Feel like control nets and some minimal photoshop work would've been better.

palashshah•9mo ago
totally. it got to a point where most of the text generated in our images was incorrect, and so it wasn't a great look showing that to our clients.

we're actually working on some form of what you described where we take images generated from LLMs + add consistent logos discretely rather than generatively.

abshkbh•9mo ago
Palash this is a great post, I learnt a lot as an image gen noob! Keep writing more :)
palashshah•9mo ago
this is incredible to hear! i plan to keep writing on a weekly basis, and will be posting them on twitter.
t_mann•9mo ago
I was kind of hoping this would be in the 'Dreambooth mold' of finetuning open weights models. I have used that with some success some ~2 years ago, does anyone know what improvements there have been in that direction since Dreambooth?
zahlman•9mo ago
It's frankly amazing to me that "ask another LLM to evaluate the image" actually produces useful feedback that results in actual improvement from the first LLM.

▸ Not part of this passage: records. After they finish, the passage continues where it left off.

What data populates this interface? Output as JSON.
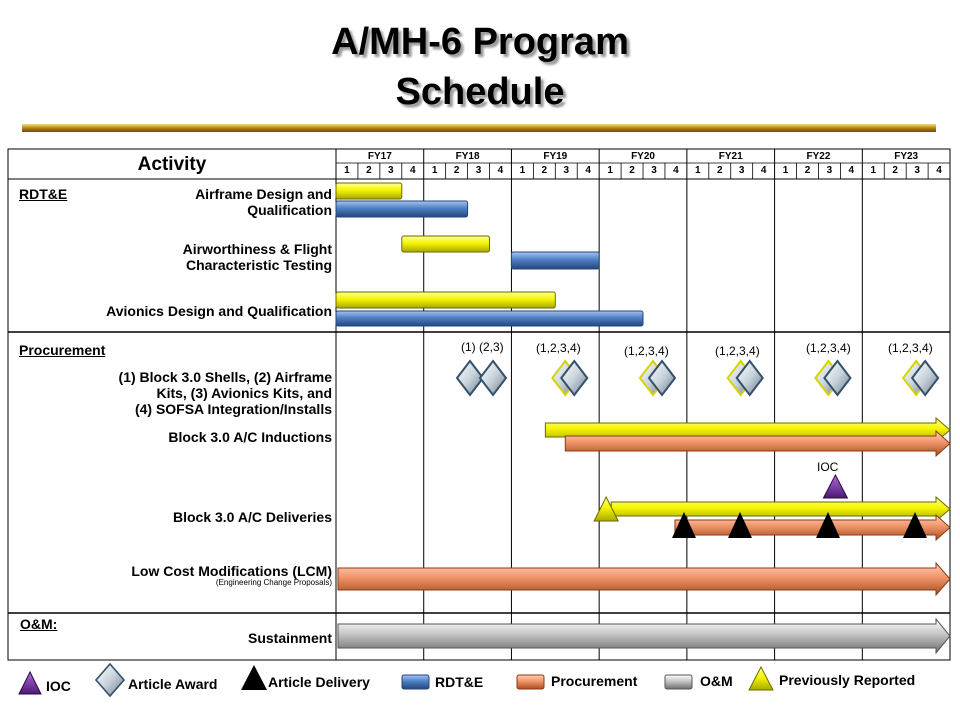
{
  "title": {
    "line1": "A/MH-6 Program",
    "line2": "Schedule"
  },
  "header": {
    "activity": "Activity",
    "fiscal_years": [
      "FY17",
      "FY18",
      "FY19",
      "FY20",
      "FY21",
      "FY22",
      "FY23"
    ],
    "quarters": [
      "1",
      "2",
      "3",
      "4"
    ]
  },
  "sections": {
    "rdte": "RDT&E",
    "procurement": "Procurement",
    "om": "O&M:"
  },
  "activities": {
    "airframe_l1": "Airframe Design and",
    "airframe_l2": "Qualification",
    "airworthiness_l1": "Airworthiness & Flight",
    "airworthiness_l2": "Characteristic Testing",
    "avionics": "Avionics Design and Qualification",
    "block_l1": "(1) Block 3.0 Shells, (2) Airframe",
    "block_l2": "Kits, (3) Avionics Kits, and",
    "block_l3": "(4) SOFSA Integration/Installs",
    "inductions": "Block 3.0 A/C Inductions",
    "deliveries": "Block 3.0 A/C Deliveries",
    "lcm": "Low Cost Modifications (LCM)",
    "lcm_sub": "(Engineering Change Proposals)",
    "sustainment": "Sustainment"
  },
  "award_labels": [
    "(1) (2,3)",
    "(1,2,3,4)",
    "(1,2,3,4)",
    "(1,2,3,4)",
    "(1,2,3,4)",
    "(1,2,3,4)"
  ],
  "ioc_label": "IOC",
  "legend": {
    "ioc": "IOC",
    "article_award": "Article Award",
    "article_delivery": "Article Delivery",
    "rdte": "RDT&E",
    "procurement": "Procurement",
    "om": "O&M",
    "previously_reported": "Previously Reported"
  },
  "colors": {
    "rdte": "#4f7fc4",
    "procurement": "#f0946a",
    "om": "#b9b9b9",
    "previously_reported": "#f5f500",
    "ioc": "#6a2a9a",
    "delivery": "#000000",
    "title_rule": "#c8961e"
  },
  "schedule": {
    "rdte_bars": [
      {
        "activity": "Airframe Design and Qualification",
        "type": "previously_reported",
        "start": "FY17 Q1",
        "end": "FY17 Q3"
      },
      {
        "activity": "Airframe Design and Qualification",
        "type": "rdte",
        "start": "FY17 Q1",
        "end": "FY18 Q2"
      },
      {
        "activity": "Airworthiness & Flight Characteristic Testing",
        "type": "previously_reported",
        "start": "FY17 Q4",
        "end": "FY18 Q3"
      },
      {
        "activity": "Airworthiness & Flight Characteristic Testing",
        "type": "rdte",
        "start": "FY19 Q1",
        "end": "FY19 Q4"
      },
      {
        "activity": "Avionics Design and Qualification",
        "type": "previously_reported",
        "start": "FY17 Q1",
        "end": "FY19 Q2"
      },
      {
        "activity": "Avionics Design and Qualification",
        "type": "rdte",
        "start": "FY17 Q1",
        "end": "FY20 Q2"
      }
    ],
    "procurement_bars": [
      {
        "activity": "Block 3.0 A/C Inductions",
        "type": "previously_reported",
        "start": "FY19 Q2",
        "end": "beyond FY23"
      },
      {
        "activity": "Block 3.0 A/C Inductions",
        "type": "procurement",
        "start": "FY19 Q3",
        "end": "beyond FY23"
      },
      {
        "activity": "Block 3.0 A/C Deliveries",
        "type": "previously_reported",
        "start": "FY20 Q1",
        "end": "beyond FY23"
      },
      {
        "activity": "Block 3.0 A/C Deliveries",
        "type": "procurement",
        "start": "FY20 Q4",
        "end": "beyond FY23"
      },
      {
        "activity": "Low Cost Modifications (LCM)",
        "type": "procurement",
        "start": "FY17 Q1",
        "end": "beyond FY23"
      }
    ],
    "om_bars": [
      {
        "activity": "Sustainment",
        "type": "om",
        "start": "FY17 Q1",
        "end": "beyond FY23"
      }
    ],
    "article_awards": [
      "FY18 Q3",
      "FY18 Q4",
      "FY19 Q3",
      "FY20 Q3",
      "FY21 Q3",
      "FY22 Q3",
      "FY23 Q3"
    ],
    "deliveries": [
      "FY20 Q4",
      "FY21 Q3",
      "FY22 Q3",
      "FY23 Q3"
    ],
    "ioc": "FY22 Q3"
  }
}
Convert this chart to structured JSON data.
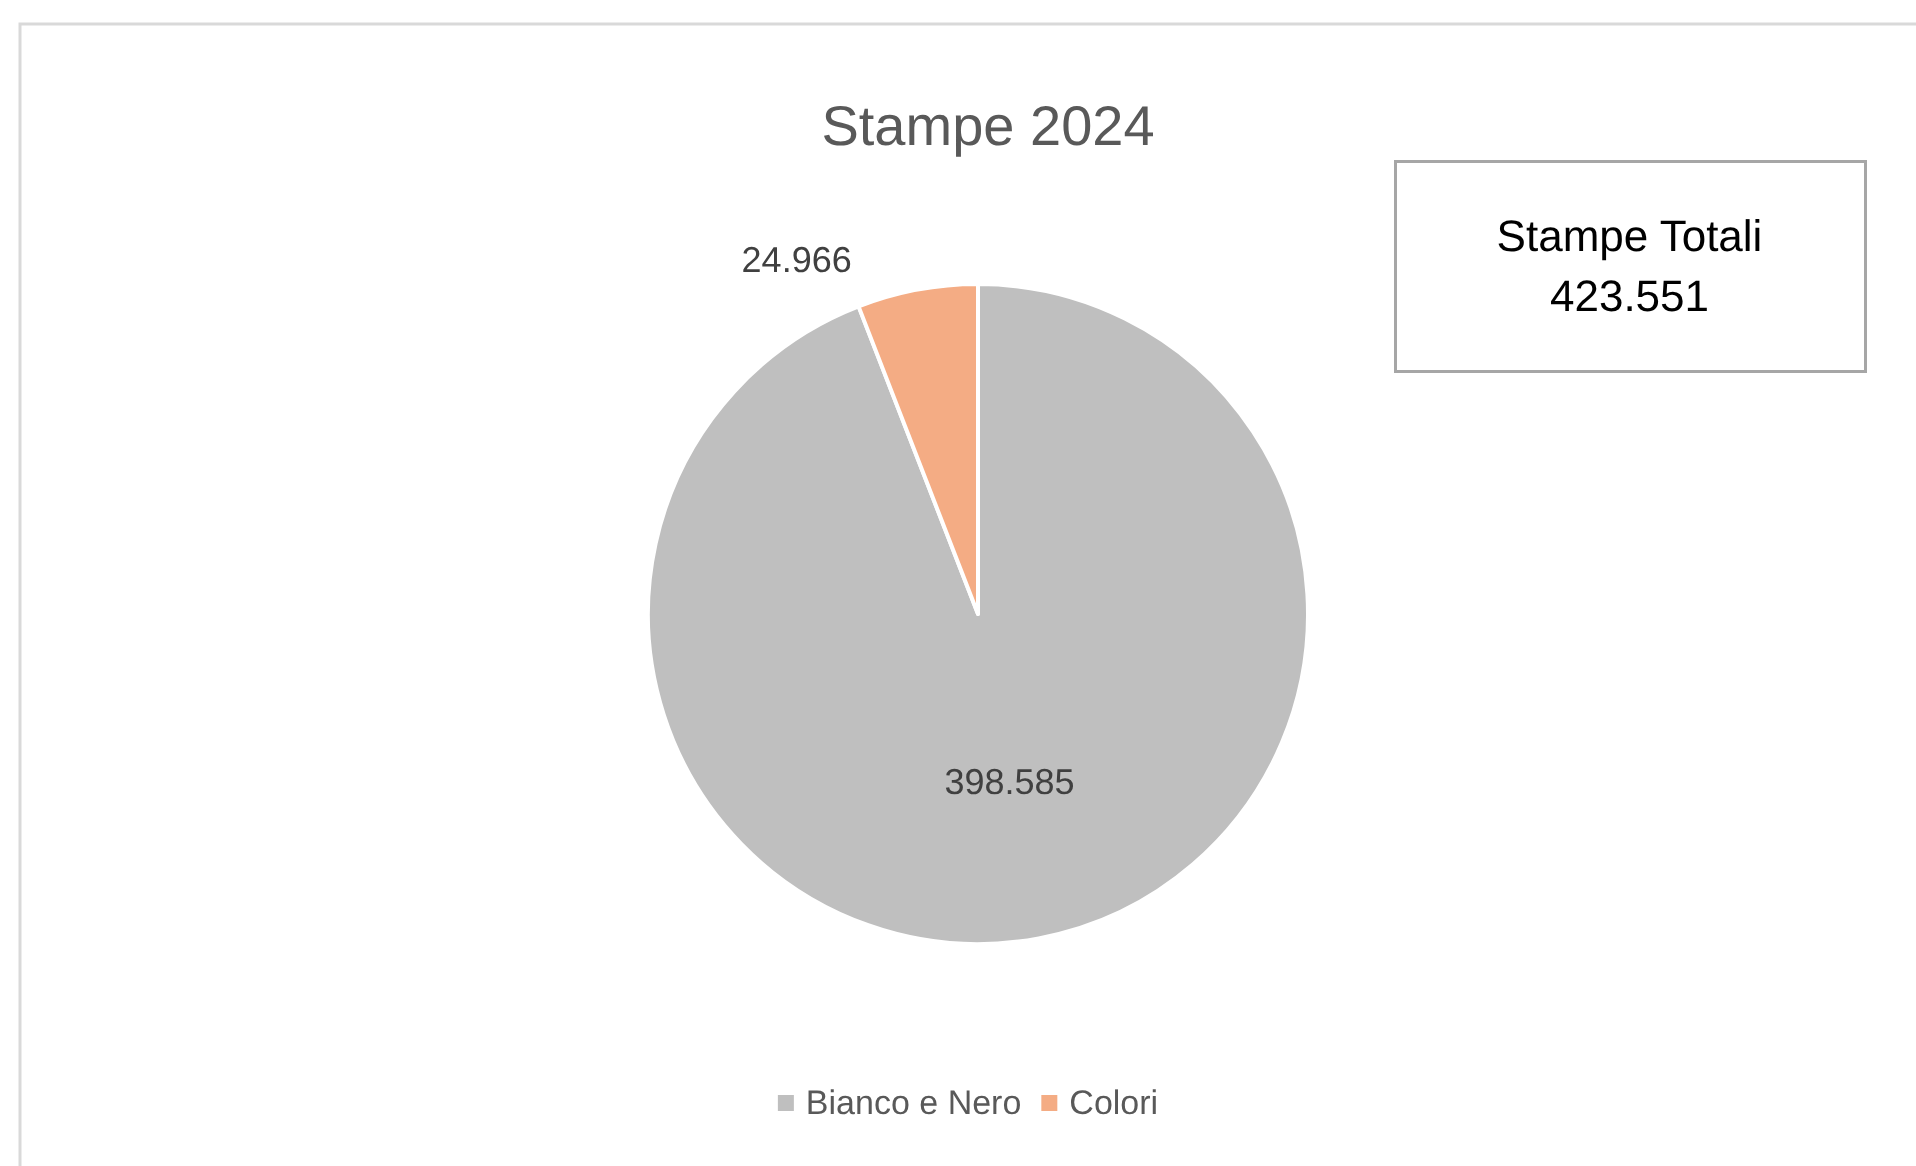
{
  "chart_data": {
    "type": "pie",
    "title": "Stampe 2024",
    "categories": [
      "Bianco e Nero",
      "Colori"
    ],
    "values": [
      398585,
      24966
    ],
    "colors": [
      "#bfbfbf",
      "#f4ac84"
    ],
    "value_labels": [
      "398.585",
      "24.966"
    ],
    "annotations": [
      "Stampe Totali\n423.551"
    ],
    "legend": "bottom"
  }
}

But then, I guess it's not much different of an idea from the earlier use of GANs, or of telling LLMs to "stop hallucinating", etc.

palashshah•9mo ago
totally. the way i think about it (purely based on intuition) is that asking an LLM to do understanding + image generation is too complex for it to be effective. if we separate out the tasks into discrete steps, the evaluation becomes better, and the generation simply becomes instruction following.
jacob019•9mo ago
This is all edited with gpt-image-1? The revised images are amazing. Were example logos provided or is it just working off of it's knowledge of a well known brand?